Cairn tombs and crannog islands dating from ancient times abound in Cavan and Magh Sleacht Plain, near Ballyconnell, was once an important Celtic pagan shrine. Here was located the dreaded Crom Cruach, the Bloody Bent One, the Elder King, the Chief Idol of Erin.
In ancient days Magh Sleacht, which means “Plain of Adoration,” was the location of a mighty stone, covered all in hammered gold, which was the stone image of Crom Cruach. In those days, he was surrounded by twelve smaller stones, gods in ready attendance on the whims of the mighty Old One. Here parents came to sacrifice one third of their children to Crom on Samhain night (October 31st) in exchange for a year full of milk, corn, healthy cattle and a fertile growing season. The god horrified many because of his terrible demands and it was dangerous to worship him because worshippers themselves often died in the orgiastic bloodbath that he required.

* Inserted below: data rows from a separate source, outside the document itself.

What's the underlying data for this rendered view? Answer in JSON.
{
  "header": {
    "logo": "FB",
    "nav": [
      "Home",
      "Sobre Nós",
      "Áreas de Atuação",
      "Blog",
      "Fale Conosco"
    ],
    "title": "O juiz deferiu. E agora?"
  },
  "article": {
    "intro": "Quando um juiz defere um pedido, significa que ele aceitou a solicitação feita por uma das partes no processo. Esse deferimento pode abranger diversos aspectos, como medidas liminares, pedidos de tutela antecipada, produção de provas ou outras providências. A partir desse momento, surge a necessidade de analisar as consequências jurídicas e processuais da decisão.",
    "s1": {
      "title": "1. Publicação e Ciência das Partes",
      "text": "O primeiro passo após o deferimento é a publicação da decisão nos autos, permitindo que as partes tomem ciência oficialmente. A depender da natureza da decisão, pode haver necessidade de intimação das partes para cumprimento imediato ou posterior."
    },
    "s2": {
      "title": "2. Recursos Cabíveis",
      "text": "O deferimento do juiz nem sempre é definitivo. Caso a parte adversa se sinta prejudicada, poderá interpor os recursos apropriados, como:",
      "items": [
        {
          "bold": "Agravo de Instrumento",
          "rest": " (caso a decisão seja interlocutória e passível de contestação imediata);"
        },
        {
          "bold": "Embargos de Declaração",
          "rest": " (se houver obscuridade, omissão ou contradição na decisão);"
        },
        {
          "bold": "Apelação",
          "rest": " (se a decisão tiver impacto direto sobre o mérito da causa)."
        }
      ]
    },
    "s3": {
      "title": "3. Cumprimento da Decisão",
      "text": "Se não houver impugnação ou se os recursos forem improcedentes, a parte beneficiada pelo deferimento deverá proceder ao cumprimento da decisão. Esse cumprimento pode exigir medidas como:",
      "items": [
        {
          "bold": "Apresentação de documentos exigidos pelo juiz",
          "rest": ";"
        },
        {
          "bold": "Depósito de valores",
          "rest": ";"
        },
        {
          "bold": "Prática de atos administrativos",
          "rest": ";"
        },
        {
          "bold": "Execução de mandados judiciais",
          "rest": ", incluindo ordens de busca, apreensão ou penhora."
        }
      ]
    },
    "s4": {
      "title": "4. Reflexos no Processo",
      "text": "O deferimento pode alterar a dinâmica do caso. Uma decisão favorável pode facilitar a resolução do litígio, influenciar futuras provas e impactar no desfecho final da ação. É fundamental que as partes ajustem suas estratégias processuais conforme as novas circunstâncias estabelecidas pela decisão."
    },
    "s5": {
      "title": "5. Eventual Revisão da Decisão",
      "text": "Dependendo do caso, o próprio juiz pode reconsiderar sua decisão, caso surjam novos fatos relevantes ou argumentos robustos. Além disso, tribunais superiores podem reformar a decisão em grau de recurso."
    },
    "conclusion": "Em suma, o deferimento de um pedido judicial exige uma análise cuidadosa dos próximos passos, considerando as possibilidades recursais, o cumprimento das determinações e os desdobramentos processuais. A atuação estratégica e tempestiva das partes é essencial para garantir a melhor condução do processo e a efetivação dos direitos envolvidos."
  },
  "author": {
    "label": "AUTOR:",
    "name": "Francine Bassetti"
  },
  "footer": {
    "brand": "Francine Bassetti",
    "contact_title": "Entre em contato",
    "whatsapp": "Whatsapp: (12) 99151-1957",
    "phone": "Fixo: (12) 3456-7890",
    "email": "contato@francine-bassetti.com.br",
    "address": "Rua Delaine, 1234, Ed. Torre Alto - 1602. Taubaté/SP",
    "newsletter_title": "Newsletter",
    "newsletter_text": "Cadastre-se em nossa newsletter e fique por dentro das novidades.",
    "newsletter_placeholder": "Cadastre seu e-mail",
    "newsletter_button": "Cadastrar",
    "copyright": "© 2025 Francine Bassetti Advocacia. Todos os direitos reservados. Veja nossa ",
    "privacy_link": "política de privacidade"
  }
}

The worship of Crom Cruach is said to have been demanded by King Tigernmas whom some describe as a Roman Chieftain, while others claim he was one of the last of the Formorian Kings. Still others believe Crom to be the manifestation of Moloch, the ancient god of the idolatrous Hebrews to whom they sacrificed half their newborn children in a trial by fire. The similarities do not end there. King Tigernmas himself died in worship of the Bloody Bent One, killed by rabid followers in an orgy of blood.

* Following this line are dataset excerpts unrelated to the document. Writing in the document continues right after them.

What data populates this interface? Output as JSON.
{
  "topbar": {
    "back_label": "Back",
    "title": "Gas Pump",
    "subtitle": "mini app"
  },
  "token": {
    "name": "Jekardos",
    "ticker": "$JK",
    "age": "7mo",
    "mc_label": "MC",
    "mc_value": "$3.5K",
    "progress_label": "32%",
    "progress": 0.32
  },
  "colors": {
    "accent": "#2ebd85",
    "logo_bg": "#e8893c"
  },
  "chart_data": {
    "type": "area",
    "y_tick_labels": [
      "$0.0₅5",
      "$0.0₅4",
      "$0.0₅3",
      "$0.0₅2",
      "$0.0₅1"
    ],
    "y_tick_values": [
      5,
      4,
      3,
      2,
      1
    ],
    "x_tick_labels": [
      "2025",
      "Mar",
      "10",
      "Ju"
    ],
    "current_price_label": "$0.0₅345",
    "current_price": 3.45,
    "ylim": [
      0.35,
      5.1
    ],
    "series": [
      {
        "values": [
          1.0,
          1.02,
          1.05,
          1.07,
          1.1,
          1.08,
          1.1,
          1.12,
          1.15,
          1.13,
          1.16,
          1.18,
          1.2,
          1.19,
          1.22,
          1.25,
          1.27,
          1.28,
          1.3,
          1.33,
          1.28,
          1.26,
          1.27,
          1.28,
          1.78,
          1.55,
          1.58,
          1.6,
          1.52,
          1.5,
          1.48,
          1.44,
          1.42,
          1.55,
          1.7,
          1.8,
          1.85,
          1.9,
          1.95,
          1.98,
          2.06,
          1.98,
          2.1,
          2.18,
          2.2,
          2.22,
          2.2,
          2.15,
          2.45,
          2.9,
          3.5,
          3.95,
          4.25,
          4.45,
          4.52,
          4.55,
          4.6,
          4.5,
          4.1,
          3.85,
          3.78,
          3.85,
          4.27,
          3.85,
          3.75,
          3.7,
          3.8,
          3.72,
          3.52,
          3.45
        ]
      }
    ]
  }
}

Many believe that the legend is simply that, a legend. Others point to the mention of Crom Cruach in the St. Patrick legend: they claim that when Patrick established Christianity at nearby Armagh, he went to Magh Sleacht and defeated Crom, and having done so, caused the golden idol to sink into the earth. In recent times, however, some followers of the pagan faith have rediscovered Crom Cruach and, perhaps he has been waiting patiently to answer their call.
Visitors to the plain of Magh Sleacht report strange occurrences including the sound of chanting and the smell of burning meat or flesh; others have photographed shadowy shapes that linger about the rocks near sunset; still others claim to have seen ghostly apparitions on the plain in the light of day.

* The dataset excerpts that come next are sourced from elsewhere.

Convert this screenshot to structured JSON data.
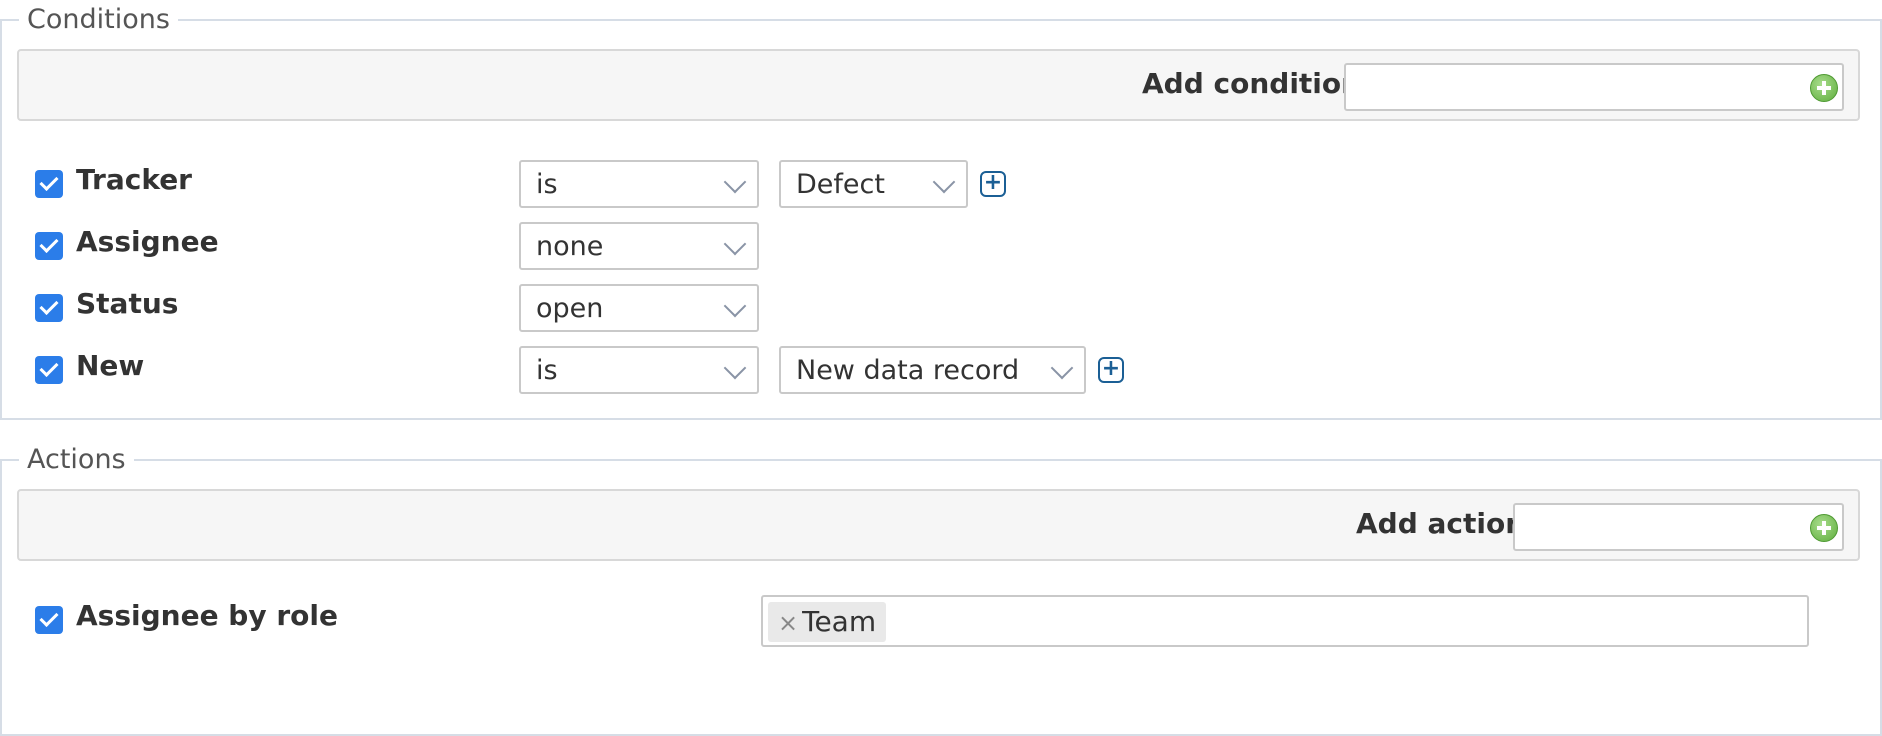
{
  "conditions": {
    "legend": "Conditions",
    "add_label": "Add condition",
    "add_value": "",
    "rows": [
      {
        "label": "Tracker",
        "checked": true,
        "operator": "is",
        "value": "Defect"
      },
      {
        "label": "Assignee",
        "checked": true,
        "operator": "none"
      },
      {
        "label": "Status",
        "checked": true,
        "operator": "open"
      },
      {
        "label": "New",
        "checked": true,
        "operator": "is",
        "value": "New data record"
      }
    ]
  },
  "actions": {
    "legend": "Actions",
    "add_label": "Add action",
    "add_value": "",
    "rows": [
      {
        "label": "Assignee by role",
        "checked": true,
        "tags": [
          "Team"
        ]
      }
    ]
  },
  "icons": {
    "add_green": "plus-circle-icon",
    "add_value": "plus-square-icon",
    "dropdown": "chevron-down-icon",
    "remove_tag": "×"
  },
  "colors": {
    "checkbox": "#2b7de9",
    "add_value_icon": "#1b5f95",
    "green_add": "#5fae3d"
  }
}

Just as in ancient times, farmers and travelers are giving the old plain a wide berth. They believe that something has lingered there in a long and fitful sleep perhaps, but now it is awake again, hungry and fretful. Can it be that the Bloody Bent One has returned to his native homeland? There are many who think just that.
Countryside tours often include a trip to County Cavan. A side trip to Magh Sleacht may require an overnight stay in nearby Ballyconnell, but isn’t it worth it to experience the reawakening of one of the oldest deities known to man? Or, is it?